Artificial neural network (ANN) architecture. ANNs consist of artificial neurons. Each artificial neuron has a processing node (‘body’) represented by circles in the figure as well as connections from (‘dendrites’) and connections to (‘axons’) other neurons which are represented as arrows in the figure. In a commonly used ANN architecture, the multilayer perceptron, the neurons are arranged in layers. An ordered set (a vector) of predictor variables is presented to the input layer. Each neuron of the input layer distributes its value to all of the neurons in the middle layer. Along each connection between input and middle neurons there is a connection weight so that the middle neuron receives the product of the value from the input neuron and the connection weight. Each neuron in the middle layer takes the sum of its weighted inputs and then applies a non-linear (usually logistic) function to the sum. The result of the function then becomes the output from that particular middle neuron. Each middle neuron is connected to the output neuron. Along each connection between a middle neuron and the output neuron there is a connection weight. In the final step, the output neuron takes the weighted sum of its inputs and applies the non-linear function to the weighted sum. The result of this function becomes the output for the entire ANN. More details are provided in the appendix.

Methods

Description of the data source

The UKRR is operated under the auspices of the UK Renal Association and provides independent audit and analysis of renal care in the UK. The UKRR data collection methods have been described in detail elsewhere [6]. In brief, renal units using registry-compatible information systems are required to electronically export data to the UKRR on a quarterly basis. Local software extraction routines identify all patients on dialysis or with a renal transplant and gather a predefined dataset which includes socio-demographic data, ESRD diagnosis, any modality changes during the current quarter, date of death, transfers to other centres and 3-monthly recordings of weight, blood pressure and laboratory parameters. Data arriving at the UKRR are subject to algorithms that identify incongruent values that are then verified with the renal units and corrected if required.

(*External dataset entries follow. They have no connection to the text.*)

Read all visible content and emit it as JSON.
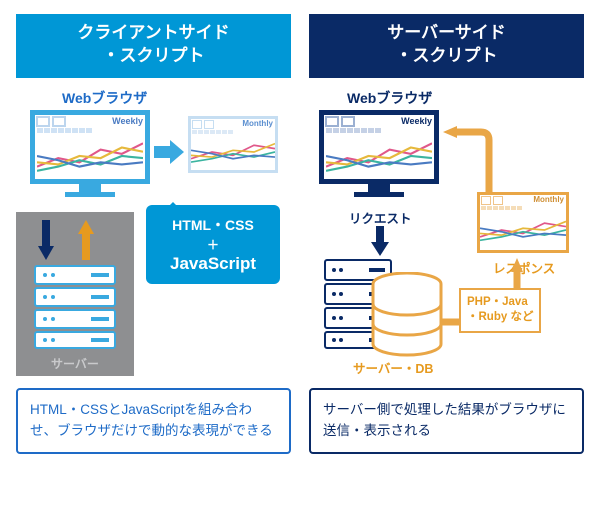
{
  "left": {
    "title_line1": "クライアントサイド",
    "title_line2": "・スクリプト",
    "browser_label": "Webブラウザ",
    "weekly": "Weekly",
    "monthly": "Monthly",
    "bubble_line1": "HTML・CSS",
    "bubble_plus": "＋",
    "bubble_js": "JavaScript",
    "server_label": "サーバー",
    "summary": "HTML・CSSとJavaScriptを組み合わせ、ブラウザだけで動的な表現ができる"
  },
  "right": {
    "title_line1": "サーバーサイド",
    "title_line2": "・スクリプト",
    "browser_label": "Webブラウザ",
    "weekly": "Weekly",
    "monthly": "Monthly",
    "request_label": "リクエスト",
    "response_label": "レスポンス",
    "server_db_label": "サーバー・DB",
    "lang_line1": "PHP・Java",
    "lang_line2": "・Ruby など",
    "summary": "サーバー側で処理した結果がブラウザに送信・表示される"
  },
  "colors": {
    "client_blue": "#0097d6",
    "navy": "#0a2a66",
    "orange": "#e69a1f",
    "grey": "#8e8f91"
  }
}
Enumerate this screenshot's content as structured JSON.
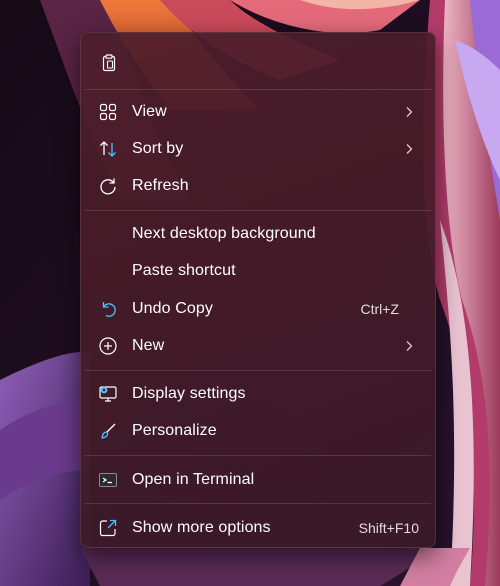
{
  "colors": {
    "menu_bg": "#4a1c2b",
    "text": "#ffffff",
    "shortcut_text": "#e4d9dd",
    "accent_icon": "#4cc2ff"
  },
  "quick_actions": [
    {
      "icon": "clipboard-icon"
    }
  ],
  "menu": {
    "view_label": "View",
    "sort_by_label": "Sort by",
    "refresh_label": "Refresh",
    "next_bg_label": "Next desktop background",
    "paste_shortcut_label": "Paste shortcut",
    "undo_copy_label": "Undo Copy",
    "undo_copy_shortcut": "Ctrl+Z",
    "new_label": "New",
    "display_settings_label": "Display settings",
    "personalize_label": "Personalize",
    "open_terminal_label": "Open in Terminal",
    "show_more_label": "Show more options",
    "show_more_shortcut": "Shift+F10"
  },
  "icons": {
    "view": "grid-icon",
    "sort_by": "sort-arrows-icon",
    "refresh": "refresh-icon",
    "undo": "undo-icon",
    "new": "plus-circle-icon",
    "display_settings": "display-settings-icon",
    "personalize": "brush-icon",
    "terminal": "terminal-icon",
    "show_more": "share-icon",
    "submenu": "chevron-right-icon"
  }
}
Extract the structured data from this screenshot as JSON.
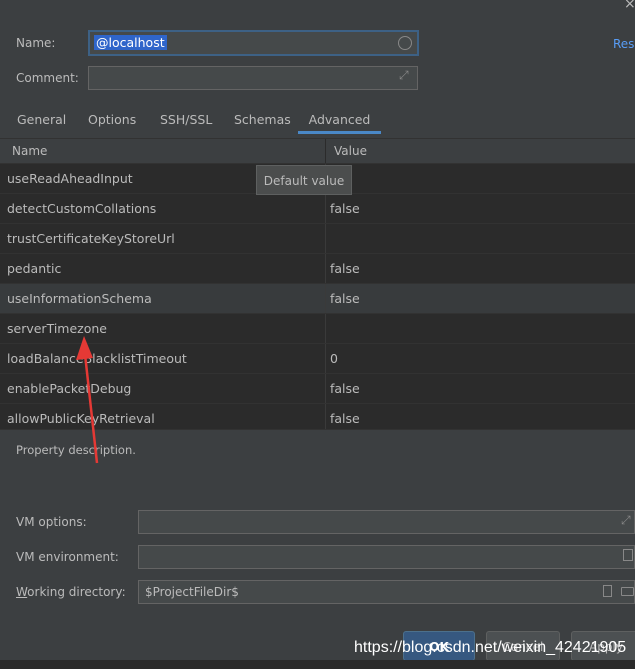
{
  "window": {
    "close_glyph": "×"
  },
  "form": {
    "name_label": "Name:",
    "name_value": "@localhost",
    "comment_label": "Comment:",
    "comment_value": "",
    "reset_link": "Res"
  },
  "tabs": [
    {
      "label": "General",
      "active": false
    },
    {
      "label": "Options",
      "active": false
    },
    {
      "label": "SSH/SSL",
      "active": false
    },
    {
      "label": "Schemas",
      "active": false
    },
    {
      "label": "Advanced",
      "active": true
    }
  ],
  "table": {
    "headers": {
      "name": "Name",
      "value": "Value"
    },
    "rows": [
      {
        "name": "useReadAheadInput",
        "value": ""
      },
      {
        "name": "detectCustomCollations",
        "value": "false"
      },
      {
        "name": "trustCertificateKeyStoreUrl",
        "value": ""
      },
      {
        "name": "pedantic",
        "value": "false"
      },
      {
        "name": "useInformationSchema",
        "value": "false",
        "selected": true
      },
      {
        "name": "serverTimezone",
        "value": ""
      },
      {
        "name": "loadBalanceBlacklistTimeout",
        "value": "0"
      },
      {
        "name": "enablePacketDebug",
        "value": "false"
      },
      {
        "name": "allowPublicKeyRetrieval",
        "value": "false"
      }
    ]
  },
  "tooltip": "Default value",
  "description": "Property description.",
  "vm": {
    "options_label": "VM options:",
    "options_value": "",
    "environment_label": "VM environment:",
    "environment_value": "",
    "working_dir_label_prefix": "W",
    "working_dir_label_rest": "orking directory:",
    "working_dir_value": "$ProjectFileDir$"
  },
  "buttons": {
    "ok": "OK",
    "cancel": "Cancel",
    "apply": "Apply"
  },
  "watermark": "https://blog.csdn.net/weixin_42421905",
  "colors": {
    "accent": "#4a88c7",
    "selection": "#2f65ca",
    "background": "#3c3f41",
    "table_bg": "#2b2b2b",
    "arrow": "#e53935"
  }
}
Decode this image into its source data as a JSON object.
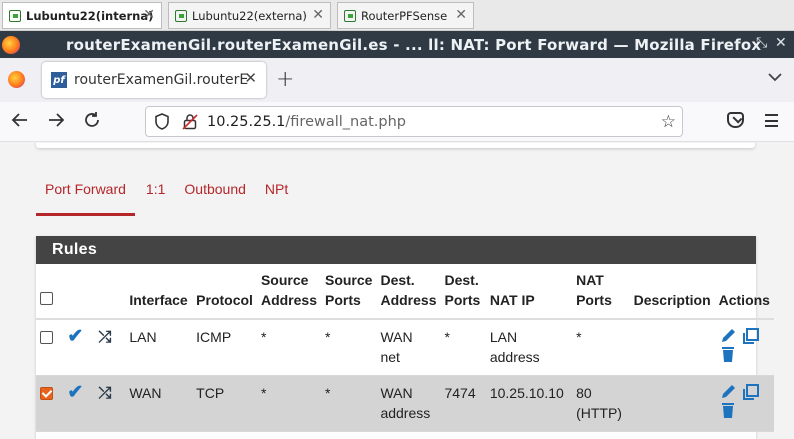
{
  "vm_tabs": [
    {
      "label": "Lubuntu22(interna)",
      "active": true
    },
    {
      "label": "Lubuntu22(externa)",
      "active": false
    },
    {
      "label": "RouterPFSense",
      "active": false
    }
  ],
  "window": {
    "title": "routerExamenGil.routerExamenGil.es - ... ll: NAT: Port Forward — Mozilla Firefox",
    "controls": [
      "minimize",
      "restore",
      "close"
    ]
  },
  "browser_tab": {
    "title": "routerExamenGil.routerE",
    "favicon": "pf",
    "new_tab_symbol": "+",
    "list_symbol": "⌄"
  },
  "navigation": {
    "url_host": "10.25.25.1",
    "url_path": "/firewall_nat.php"
  },
  "nat_tabs": [
    {
      "label": "Port Forward",
      "active": true
    },
    {
      "label": "1:1",
      "active": false
    },
    {
      "label": "Outbound",
      "active": false
    },
    {
      "label": "NPt",
      "active": false
    }
  ],
  "rules": {
    "heading": "Rules",
    "columns": [
      {
        "line1": "",
        "line2": ""
      },
      {
        "line1": "",
        "line2": ""
      },
      {
        "line1": "",
        "line2": ""
      },
      {
        "line1": "",
        "line2": "Interface"
      },
      {
        "line1": "",
        "line2": "Protocol"
      },
      {
        "line1": "Source",
        "line2": "Address"
      },
      {
        "line1": "Source",
        "line2": "Ports"
      },
      {
        "line1": "Dest.",
        "line2": "Address"
      },
      {
        "line1": "Dest.",
        "line2": "Ports"
      },
      {
        "line1": "",
        "line2": "NAT IP"
      },
      {
        "line1": "NAT",
        "line2": "Ports"
      },
      {
        "line1": "",
        "line2": "Description"
      },
      {
        "line1": "",
        "line2": "Actions"
      }
    ],
    "rows": [
      {
        "checked": false,
        "interface": "LAN",
        "protocol": "ICMP",
        "source_address": "*",
        "source_ports": "*",
        "dest_address_1": "WAN",
        "dest_address_2": "net",
        "dest_ports": "*",
        "nat_ip_1": "LAN",
        "nat_ip_2": "address",
        "nat_ports_1": "*",
        "nat_ports_2": "",
        "description": ""
      },
      {
        "checked": true,
        "interface": "WAN",
        "protocol": "TCP",
        "source_address": "*",
        "source_ports": "*",
        "dest_address_1": "WAN",
        "dest_address_2": "address",
        "dest_ports": "7474",
        "nat_ip_1": "10.25.10.10",
        "nat_ip_2": "",
        "nat_ports_1": "80",
        "nat_ports_2": "(HTTP)",
        "description": ""
      }
    ]
  },
  "colors": {
    "accent": "#b5262a",
    "panel_header": "#444444",
    "action_blue": "#1e73be",
    "checkbox_orange": "#e8631d",
    "titlebar": "#2f3a45"
  }
}
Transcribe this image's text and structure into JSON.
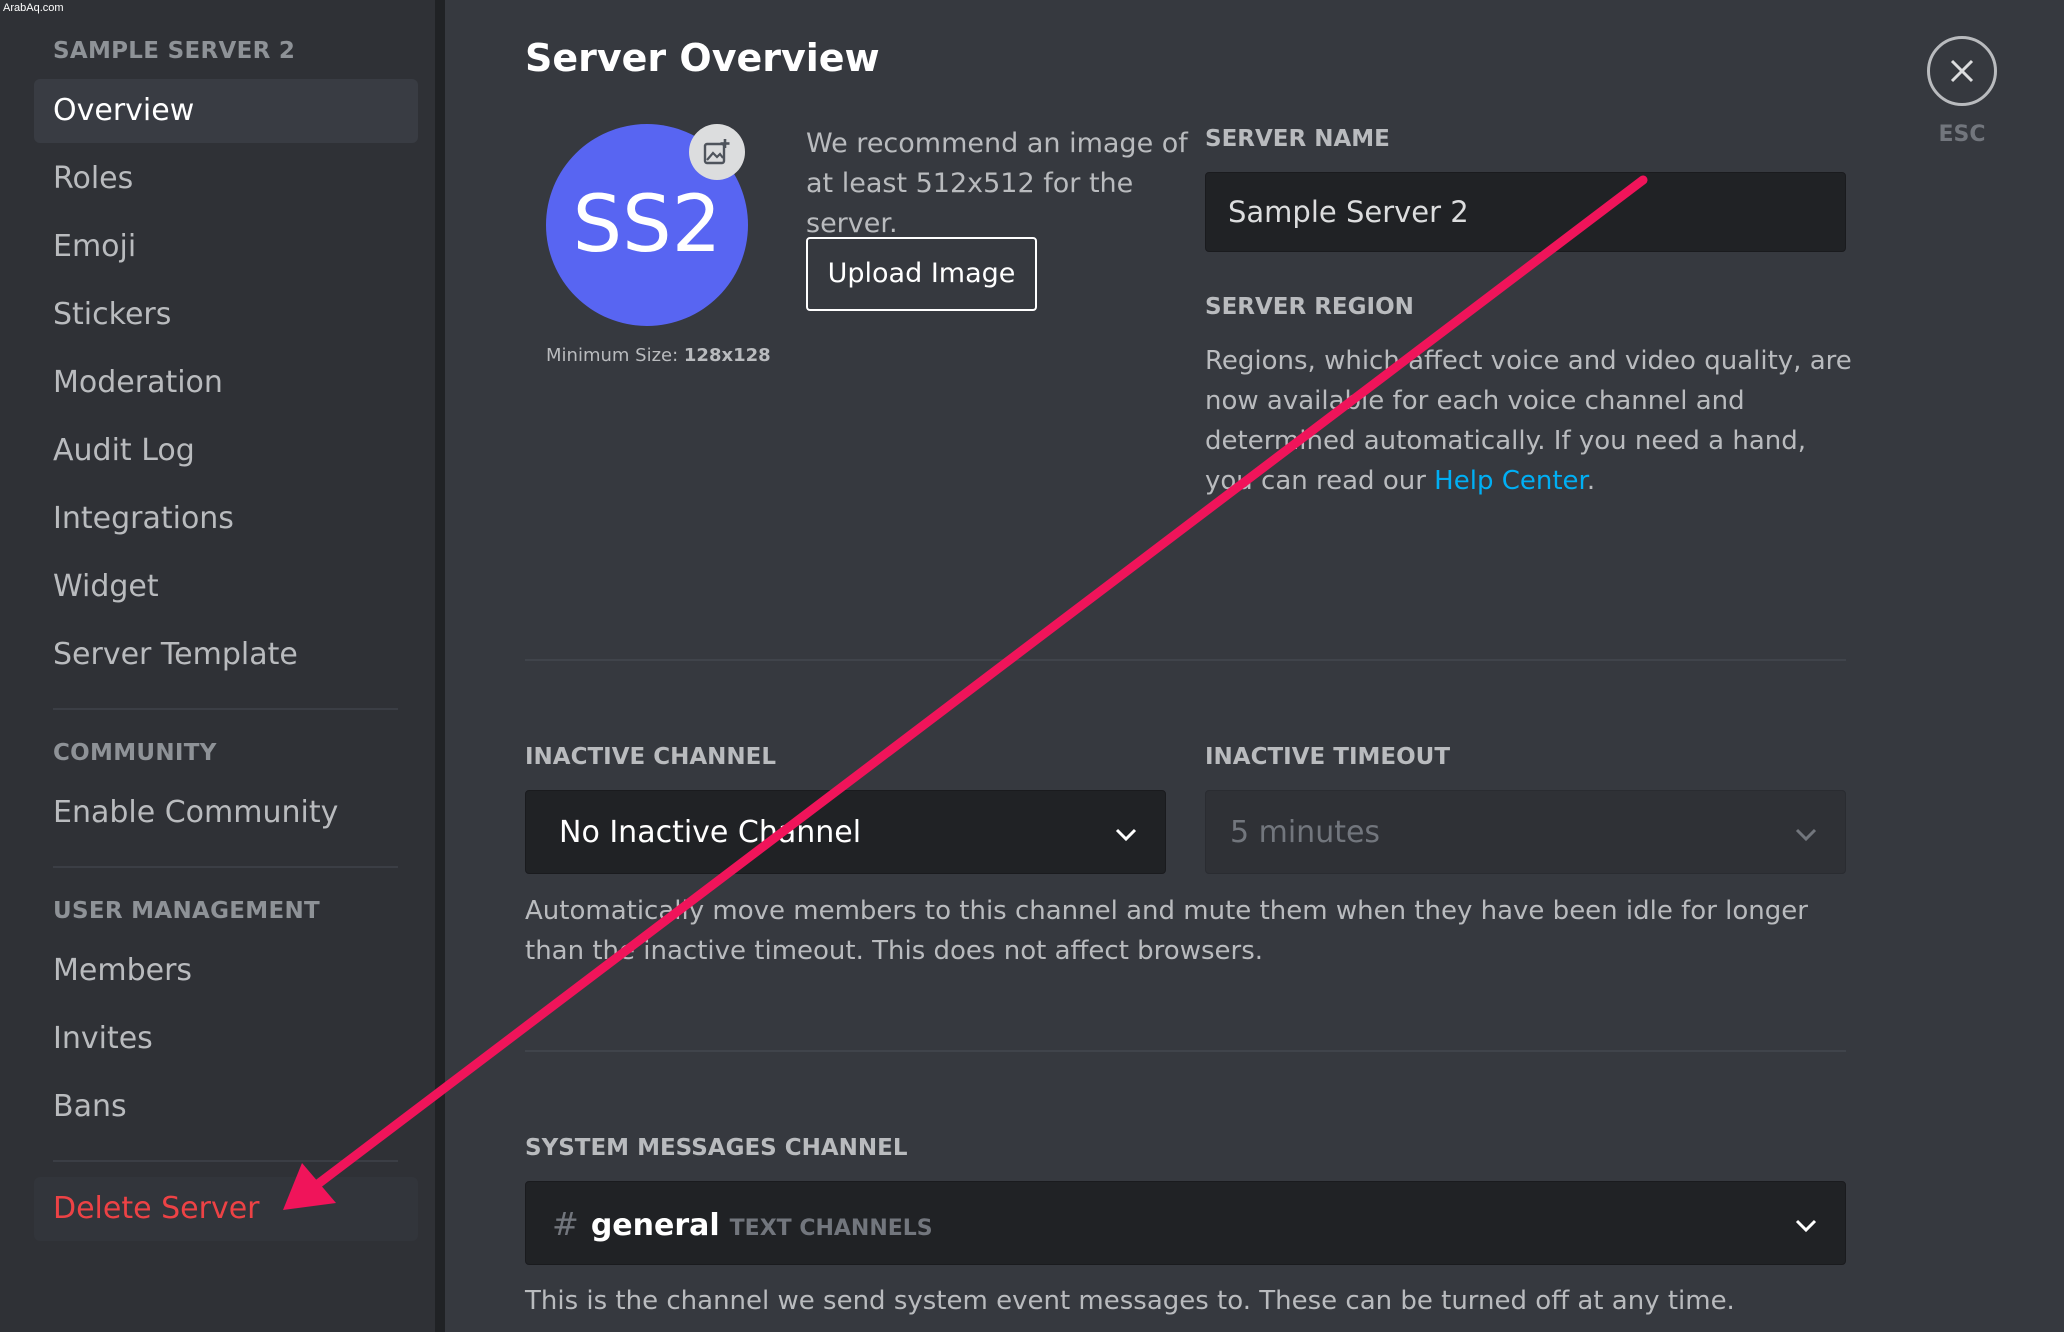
{
  "watermark": "ArabAq.com",
  "sidebar": {
    "server_header": "SAMPLE SERVER 2",
    "items": [
      {
        "label": "Overview"
      },
      {
        "label": "Roles"
      },
      {
        "label": "Emoji"
      },
      {
        "label": "Stickers"
      },
      {
        "label": "Moderation"
      },
      {
        "label": "Audit Log"
      },
      {
        "label": "Integrations"
      },
      {
        "label": "Widget"
      },
      {
        "label": "Server Template"
      }
    ],
    "community_header": "COMMUNITY",
    "community_items": [
      {
        "label": "Enable Community"
      }
    ],
    "user_mgmt_header": "USER MANAGEMENT",
    "user_mgmt_items": [
      {
        "label": "Members"
      },
      {
        "label": "Invites"
      },
      {
        "label": "Bans"
      }
    ],
    "delete_label": "Delete Server",
    "selected": "Overview"
  },
  "main": {
    "title": "Server Overview",
    "avatar_initials": "SS2",
    "min_size_label": "Minimum Size:",
    "min_size_value": "128x128",
    "recommend_text": "We recommend an image of at least 512x512 for the server.",
    "upload_button": "Upload Image",
    "server_name_label": "SERVER NAME",
    "server_name_value": "Sample Server 2",
    "server_region_label": "SERVER REGION",
    "region_desc": "Regions, which affect voice and video quality, are now available for each voice channel and determined automatically. If you need a hand, you can read our",
    "region_link": "Help Center",
    "region_period": ".",
    "inactive_channel_label": "INACTIVE CHANNEL",
    "inactive_channel_value": "No Inactive Channel",
    "inactive_timeout_label": "INACTIVE TIMEOUT",
    "inactive_timeout_value": "5 minutes",
    "inactive_help": "Automatically move members to this channel and mute them when they have been idle for longer than the inactive timeout. This does not affect browsers.",
    "system_channel_label": "SYSTEM MESSAGES CHANNEL",
    "system_channel_hash": "#",
    "system_channel_name": "general",
    "system_channel_category": "TEXT CHANNELS",
    "system_help": "This is the channel we send system event messages to. These can be turned off at any time.",
    "esc_label": "ESC"
  },
  "colors": {
    "background": "#36393f",
    "sidebar": "#2f3136",
    "brand": "#5865f2",
    "danger": "#ed4245",
    "link": "#00aff4",
    "arrow": "#f0145a"
  }
}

Completeness of returns approaches 100% for primary diagnosis-related information and >60% overall for other data supplied by the renal units [6]. Data from 60 renal units servicing a population base of 53.4 million were included in the current analysis.

Subjects

The present analysis included all incident dialysis patients older than the age of 18 in the UKRR who started PD from 1 January 1999 until 31 December 2004. Patients were considered to have selected PD as their initial dialysis modality if they were receiving PD at 90 days after starting renal replacement therapy.

Data abstraction

Data abstracted for each eligible subject included the dates of dialysis initiation, transition to haemodialysis, transplantation, loss to follow-up and/or death. The primary outcome of interest was PD technique failure. Patients who died or were lost to follow-up while on PD, received a renal transplant or who remained on PD until 31 December 2004 were defined as technique survivors. Technique failure was defined as a change in dialysis modality to haemodialysis for a period exceeding 1 month. For patients who changed dialysis modality more than once, the starting date of the first period of haemodialysis that lasted greater than 1 month was considered to be the technique failure date. For each subject, an end date was defined as the date of the earliest event among the possible outcomes of remaining on PD until 31 December 2004, technique failure, transplantation, loss to follow-up or death. The observation time for each subject was then calculated as the number of days between dialysis initiation and the end date. The outcome variable, ‘PD technique failure’, was coded as ‘1’ if the end date corresponded to technique failure and a ‘0’ for all other outcome events. A Kaplan–Meier cumulative probability curve for PD technique failure was plotted with SPSS version 15.0, Chicago, IL, USA. The subset of potential predictor variables abstracted from the UKRR included demographic, clinical and laboratory variables (Table 1). The demographic variables included the date of birth, and binary indicators of gender and Caucasian race. The age at dialysis initiation was calculated as the number of days between the dates of birth and dialysis initiation divided by 365.25.

Table 1

Summary of the predictor variables included in the artificial neural network and logistic regression analyses for subjects who did not and who did suffer peritoneal dialysis technique failure.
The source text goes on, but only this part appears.